From Relationship Management to Regional Leadership
Anankaphannan previously served as Senior Relationship Manager at Saxo. Her new role expands that work across APAC, where institutional demand for trading access, investment tools, market infrastructure and digital wealth solutions continues to grow.
She brings more than 16 years of experience across technology and institutional financial services, covering sales, product and strategy. Before joining Saxo, she spent more than a decade at Google in senior roles linked to sales, product strategy and go-to-market execution, including work involving AI-powered solutions. Earlier in her career, she worked at Bloomberg, focusing on equities and equity derivatives.

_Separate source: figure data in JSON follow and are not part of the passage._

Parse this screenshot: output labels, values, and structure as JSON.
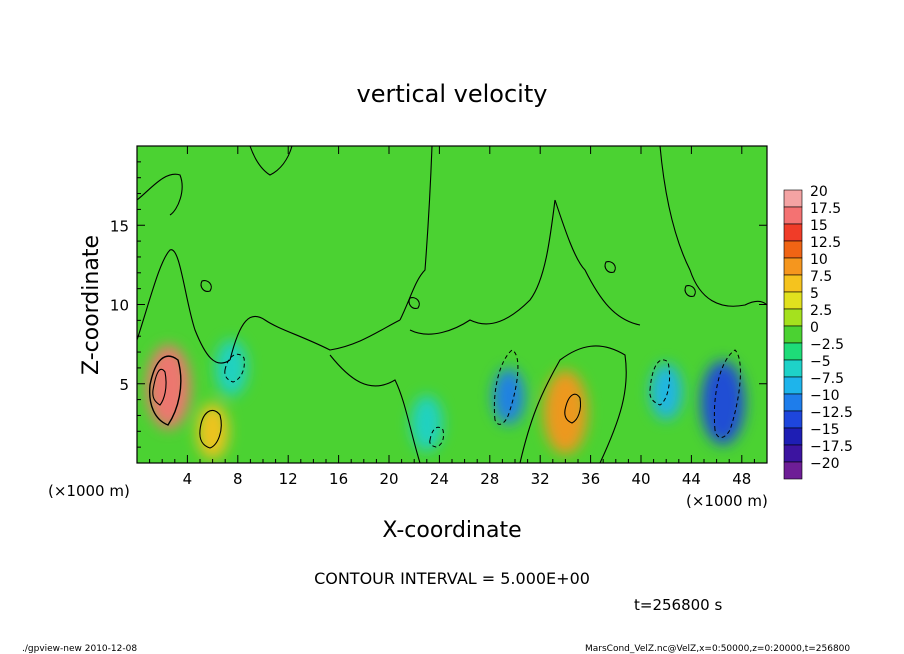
{
  "chart_data": {
    "type": "heatmap",
    "title": "vertical velocity",
    "xlabel": "X-coordinate",
    "ylabel": "Z-coordinate",
    "x_unit": "(×1000 m)",
    "y_unit": "(×1000 m)",
    "xlim": [
      0,
      50
    ],
    "ylim": [
      0,
      20
    ],
    "x_ticks": [
      4,
      8,
      12,
      16,
      20,
      24,
      28,
      32,
      36,
      40,
      44,
      48
    ],
    "y_ticks": [
      5,
      10,
      15
    ],
    "colorbar": {
      "levels": [
        20,
        17.5,
        15,
        12.5,
        10,
        7.5,
        5,
        2.5,
        0,
        -2.5,
        -5,
        -7.5,
        -10,
        -12.5,
        -15,
        -17.5,
        -20
      ],
      "labels": [
        "20",
        "17.5",
        "15",
        "12.5",
        "10",
        "7.5",
        "5",
        "2.5",
        "0",
        "−2.5",
        "−5",
        "−7.5",
        "−10",
        "−12.5",
        "−15",
        "−17.5",
        "−20"
      ],
      "colors": [
        "#f4a3a3",
        "#f47272",
        "#f03c28",
        "#f06414",
        "#f5961e",
        "#f5c31e",
        "#e1e11e",
        "#a5e11e",
        "#4bd232",
        "#1edc78",
        "#1ed2c8",
        "#1eb4eb",
        "#1e7deb",
        "#1e46dc",
        "#1e1eb4",
        "#3c14a0",
        "#6e1e96"
      ]
    },
    "contour_interval_text": "CONTOUR INTERVAL = 5.000E+00",
    "time_text": "t=256800 s",
    "features": [
      {
        "x": 2.5,
        "z": 4.8,
        "value": 17.5
      },
      {
        "x": 6.0,
        "z": 2.0,
        "value": 7.5
      },
      {
        "x": 34.0,
        "z": 3.2,
        "value": 12.0
      },
      {
        "x": 29.5,
        "z": 4.2,
        "value": -10
      },
      {
        "x": 46.5,
        "z": 3.8,
        "value": -11
      },
      {
        "x": 42.0,
        "z": 4.5,
        "value": -7.5
      },
      {
        "x": 7.5,
        "z": 6.0,
        "value": -5
      },
      {
        "x": 23.0,
        "z": 2.5,
        "value": -4
      }
    ]
  },
  "footer": {
    "left": "./gpview-new  2010-12-08",
    "right": "MarsCond_VelZ.nc@VelZ,x=0:50000,z=0:20000,t=256800"
  }
}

That mix matters. Institutional fintech is no longer just about brokerage pipes and market access. Technology, data, product design and client servicing now sit much closer together. A regional institutional head today has to understand the financial product, the platform layer, and the partner relationship all at once.

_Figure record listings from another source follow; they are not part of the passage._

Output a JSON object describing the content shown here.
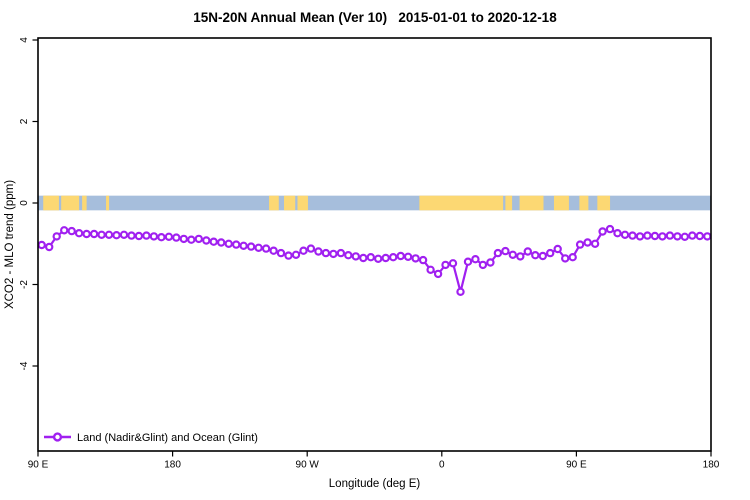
{
  "title": "15N-20N Annual Mean (Ver 10)   2015-01-01 to 2020-12-18",
  "colors": {
    "line": "#A020F0",
    "marker_fill": "#FFFFFF",
    "ocean": "#A6BEDC",
    "land": "#FCD873",
    "axis": "#000000",
    "background": "#FFFFFF"
  },
  "chart_data": {
    "type": "line",
    "title": "15N-20N Annual Mean (Ver 10)   2015-01-01 to 2020-12-18",
    "xlabel": "Longitude (deg E)",
    "ylabel": "XCO2 - MLO trend (ppm)",
    "xlim": [
      90,
      540
    ],
    "ylim": [
      -6.1,
      4.1
    ],
    "grid": false,
    "x_ticks": [
      {
        "value": 90,
        "label": "90 E"
      },
      {
        "value": 180,
        "label": "180"
      },
      {
        "value": 270,
        "label": "90 W"
      },
      {
        "value": 360,
        "label": "0"
      },
      {
        "value": 450,
        "label": "90 E"
      },
      {
        "value": 540,
        "label": "180"
      }
    ],
    "y_ticks": [
      {
        "value": -4,
        "label": "-4"
      },
      {
        "value": -2,
        "label": "-2"
      },
      {
        "value": 0,
        "label": "0"
      },
      {
        "value": 2,
        "label": "2"
      },
      {
        "value": 4,
        "label": "4"
      }
    ],
    "legend": {
      "position": "bottom-left",
      "items": [
        {
          "label": "Land (Nadir&Glint) and Ocean (Glint)",
          "color": "#A020F0",
          "marker": "open-circle",
          "line": true
        }
      ]
    },
    "series": [
      {
        "name": "Land (Nadir&Glint) and Ocean (Glint)",
        "color": "#A020F0",
        "marker": "open-circle",
        "x": [
          92.5,
          97.5,
          102.5,
          107.5,
          112.5,
          117.5,
          122.5,
          127.5,
          132.5,
          137.5,
          142.5,
          147.5,
          152.5,
          157.5,
          162.5,
          167.5,
          172.5,
          177.5,
          182.5,
          187.5,
          192.5,
          197.5,
          202.5,
          207.5,
          212.5,
          217.5,
          222.5,
          227.5,
          232.5,
          237.5,
          242.5,
          247.5,
          252.5,
          257.5,
          262.5,
          267.5,
          272.5,
          277.5,
          282.5,
          287.5,
          292.5,
          297.5,
          302.5,
          307.5,
          312.5,
          317.5,
          322.5,
          327.5,
          332.5,
          337.5,
          342.5,
          347.5,
          352.5,
          357.5,
          362.5,
          367.5,
          372.5,
          377.5,
          382.5,
          387.5,
          392.5,
          397.5,
          402.5,
          407.5,
          412.5,
          417.5,
          422.5,
          427.5,
          432.5,
          437.5,
          442.5,
          447.5,
          452.5,
          457.5,
          462.5,
          467.5,
          472.5,
          477.5,
          482.5,
          487.5,
          492.5,
          497.5,
          502.5,
          507.5,
          512.5,
          517.5,
          522.5,
          527.5,
          532.5,
          537.5
        ],
        "values": [
          -1.03,
          -1.08,
          -0.82,
          -0.67,
          -0.69,
          -0.74,
          -0.76,
          -0.76,
          -0.78,
          -0.78,
          -0.79,
          -0.78,
          -0.8,
          -0.81,
          -0.8,
          -0.82,
          -0.84,
          -0.83,
          -0.85,
          -0.88,
          -0.9,
          -0.88,
          -0.92,
          -0.95,
          -0.97,
          -1.0,
          -1.02,
          -1.05,
          -1.07,
          -1.1,
          -1.12,
          -1.17,
          -1.23,
          -1.29,
          -1.27,
          -1.17,
          -1.12,
          -1.19,
          -1.23,
          -1.25,
          -1.23,
          -1.28,
          -1.31,
          -1.35,
          -1.33,
          -1.37,
          -1.35,
          -1.33,
          -1.3,
          -1.32,
          -1.36,
          -1.4,
          -1.64,
          -1.74,
          -1.52,
          -1.48,
          -2.18,
          -1.44,
          -1.38,
          -1.52,
          -1.46,
          -1.23,
          -1.18,
          -1.27,
          -1.31,
          -1.19,
          -1.28,
          -1.3,
          -1.23,
          -1.13,
          -1.36,
          -1.33,
          -1.02,
          -0.97,
          -1.0,
          -0.7,
          -0.64,
          -0.74,
          -0.78,
          -0.8,
          -0.82,
          -0.8,
          -0.81,
          -0.82,
          -0.8,
          -0.82,
          -0.83,
          -0.8,
          -0.81,
          -0.82
        ]
      }
    ],
    "surface_band": {
      "y_center": 0,
      "half_height_units": 0.18,
      "ocean_color": "#A6BEDC",
      "land_color": "#FCD873",
      "ocean_segments": [
        [
          90,
          540
        ]
      ],
      "land_segments": [
        [
          93.5,
          104
        ],
        [
          105.5,
          117.5
        ],
        [
          119.5,
          122.5
        ],
        [
          135.5,
          137.5
        ],
        [
          244.5,
          251
        ],
        [
          254.5,
          262
        ],
        [
          263.5,
          270.5
        ],
        [
          345,
          401
        ],
        [
          402.5,
          407
        ],
        [
          412,
          428
        ],
        [
          435,
          445
        ],
        [
          452,
          458
        ],
        [
          464,
          472.5
        ]
      ]
    }
  }
}
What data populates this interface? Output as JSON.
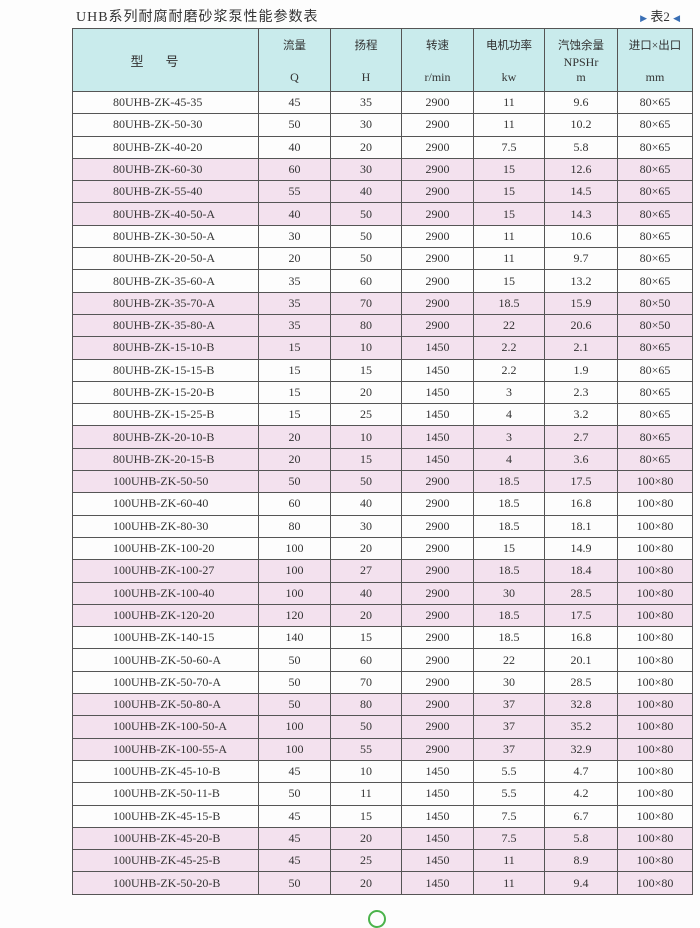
{
  "title": "UHB系列耐腐耐磨砂浆泵性能参数表",
  "table_tag": "表2",
  "headers": {
    "model": "型号",
    "q": "流量",
    "q_unit": "Q",
    "h": "扬程",
    "h_unit": "H",
    "speed": "转速",
    "speed_unit": "r/min",
    "power": "电机功率",
    "power_unit": "kw",
    "npsh": "汽蚀余量",
    "npsh_sub": "NPSHr",
    "npsh_unit": "m",
    "size": "进口×出口",
    "size_unit": "mm"
  },
  "colors": {
    "header_bg": "#c9ebec",
    "shaded_row": "#f3e1ee"
  },
  "rows": [
    [
      "80UHB-ZK-45-35",
      "45",
      "35",
      "2900",
      "11",
      "9.6",
      "80×65"
    ],
    [
      "80UHB-ZK-50-30",
      "50",
      "30",
      "2900",
      "11",
      "10.2",
      "80×65"
    ],
    [
      "80UHB-ZK-40-20",
      "40",
      "20",
      "2900",
      "7.5",
      "5.8",
      "80×65"
    ],
    [
      "80UHB-ZK-60-30",
      "60",
      "30",
      "2900",
      "15",
      "12.6",
      "80×65"
    ],
    [
      "80UHB-ZK-55-40",
      "55",
      "40",
      "2900",
      "15",
      "14.5",
      "80×65"
    ],
    [
      "80UHB-ZK-40-50-A",
      "40",
      "50",
      "2900",
      "15",
      "14.3",
      "80×65"
    ],
    [
      "80UHB-ZK-30-50-A",
      "30",
      "50",
      "2900",
      "11",
      "10.6",
      "80×65"
    ],
    [
      "80UHB-ZK-20-50-A",
      "20",
      "50",
      "2900",
      "11",
      "9.7",
      "80×65"
    ],
    [
      "80UHB-ZK-35-60-A",
      "35",
      "60",
      "2900",
      "15",
      "13.2",
      "80×65"
    ],
    [
      "80UHB-ZK-35-70-A",
      "35",
      "70",
      "2900",
      "18.5",
      "15.9",
      "80×50"
    ],
    [
      "80UHB-ZK-35-80-A",
      "35",
      "80",
      "2900",
      "22",
      "20.6",
      "80×50"
    ],
    [
      "80UHB-ZK-15-10-B",
      "15",
      "10",
      "1450",
      "2.2",
      "2.1",
      "80×65"
    ],
    [
      "80UHB-ZK-15-15-B",
      "15",
      "15",
      "1450",
      "2.2",
      "1.9",
      "80×65"
    ],
    [
      "80UHB-ZK-15-20-B",
      "15",
      "20",
      "1450",
      "3",
      "2.3",
      "80×65"
    ],
    [
      "80UHB-ZK-15-25-B",
      "15",
      "25",
      "1450",
      "4",
      "3.2",
      "80×65"
    ],
    [
      "80UHB-ZK-20-10-B",
      "20",
      "10",
      "1450",
      "3",
      "2.7",
      "80×65"
    ],
    [
      "80UHB-ZK-20-15-B",
      "20",
      "15",
      "1450",
      "4",
      "3.6",
      "80×65"
    ],
    [
      "100UHB-ZK-50-50",
      "50",
      "50",
      "2900",
      "18.5",
      "17.5",
      "100×80"
    ],
    [
      "100UHB-ZK-60-40",
      "60",
      "40",
      "2900",
      "18.5",
      "16.8",
      "100×80"
    ],
    [
      "100UHB-ZK-80-30",
      "80",
      "30",
      "2900",
      "18.5",
      "18.1",
      "100×80"
    ],
    [
      "100UHB-ZK-100-20",
      "100",
      "20",
      "2900",
      "15",
      "14.9",
      "100×80"
    ],
    [
      "100UHB-ZK-100-27",
      "100",
      "27",
      "2900",
      "18.5",
      "18.4",
      "100×80"
    ],
    [
      "100UHB-ZK-100-40",
      "100",
      "40",
      "2900",
      "30",
      "28.5",
      "100×80"
    ],
    [
      "100UHB-ZK-120-20",
      "120",
      "20",
      "2900",
      "18.5",
      "17.5",
      "100×80"
    ],
    [
      "100UHB-ZK-140-15",
      "140",
      "15",
      "2900",
      "18.5",
      "16.8",
      "100×80"
    ],
    [
      "100UHB-ZK-50-60-A",
      "50",
      "60",
      "2900",
      "22",
      "20.1",
      "100×80"
    ],
    [
      "100UHB-ZK-50-70-A",
      "50",
      "70",
      "2900",
      "30",
      "28.5",
      "100×80"
    ],
    [
      "100UHB-ZK-50-80-A",
      "50",
      "80",
      "2900",
      "37",
      "32.8",
      "100×80"
    ],
    [
      "100UHB-ZK-100-50-A",
      "100",
      "50",
      "2900",
      "37",
      "35.2",
      "100×80"
    ],
    [
      "100UHB-ZK-100-55-A",
      "100",
      "55",
      "2900",
      "37",
      "32.9",
      "100×80"
    ],
    [
      "100UHB-ZK-45-10-B",
      "45",
      "10",
      "1450",
      "5.5",
      "4.7",
      "100×80"
    ],
    [
      "100UHB-ZK-50-11-B",
      "50",
      "11",
      "1450",
      "5.5",
      "4.2",
      "100×80"
    ],
    [
      "100UHB-ZK-45-15-B",
      "45",
      "15",
      "1450",
      "7.5",
      "6.7",
      "100×80"
    ],
    [
      "100UHB-ZK-45-20-B",
      "45",
      "20",
      "1450",
      "7.5",
      "5.8",
      "100×80"
    ],
    [
      "100UHB-ZK-45-25-B",
      "45",
      "25",
      "1450",
      "11",
      "8.9",
      "100×80"
    ],
    [
      "100UHB-ZK-50-20-B",
      "50",
      "20",
      "1450",
      "11",
      "9.4",
      "100×80"
    ]
  ]
}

APAC Remains a Key Growth Market for Saxo
Asia-Pacific remains one of the more competitive regions for digital investment platforms. Banks, brokers, wealth managers and fintechs are all trying to offer easier access to global markets while keeping costs, compliance and user experience under control.
Saxo clearly sees room to grow there.
Anankaphannan said Saxo has built lasting partnerships and a strong reputation in the market, adding that the company is seeing sustained growth and deeper engagement from clients and partners across the region. She also said APAC remains a key growth market for Saxo as the company works to scale its institutional offering further.
The wording is polished, as corporate appointments usually are. Still, the direction is clear enough. Saxo wants more institutional traction in APAC, and it wants those relationships to sit closer to its long-term regional growth plan.
Saxo’s Recent Wealthtech Activity Adds Context
The appointment also follows Saxo’s recent partnership with Singapore’s Trust Bank to launch TrustInvest. The in-app investment service allows users to trade US stocks and exchange-traded funds from US$10 directly through the Trust Bank app.
That deal is more retail-facing, but it still fits the bigger picture. Saxo is positioning itself as a platform provider as much as a trading brand. Banks and fintechs want investment features inside their own apps. Saxo has the infrastructure, market access and execution layer to support that.
For institutional clients, that kind of capability can be attractive. Not every financial institution wants to build investment infrastructure from scratch. Some want to plug into an existing provider and move faster.
Why the Appointment Matters
Leadership changes in fintech can sometimes feel routine. This one is worth watching because it sits at the intersection of wealthtech, institutional trading and embedded investment services.
Saxo is not only chasing individual investors. Its institutional business is already a major part of group income, and its global institutional client base is growing. In APAC, where banks, brokers and digital platforms are still racing to modernize investment access, the opportunity is obvious.
Anankaphannan’s promotion suggests Saxo wants a stronger regional hand on that part of the business. More partnerships. More institutional clients. More platform-driven growth.
Quiet move, maybe. But not a small one.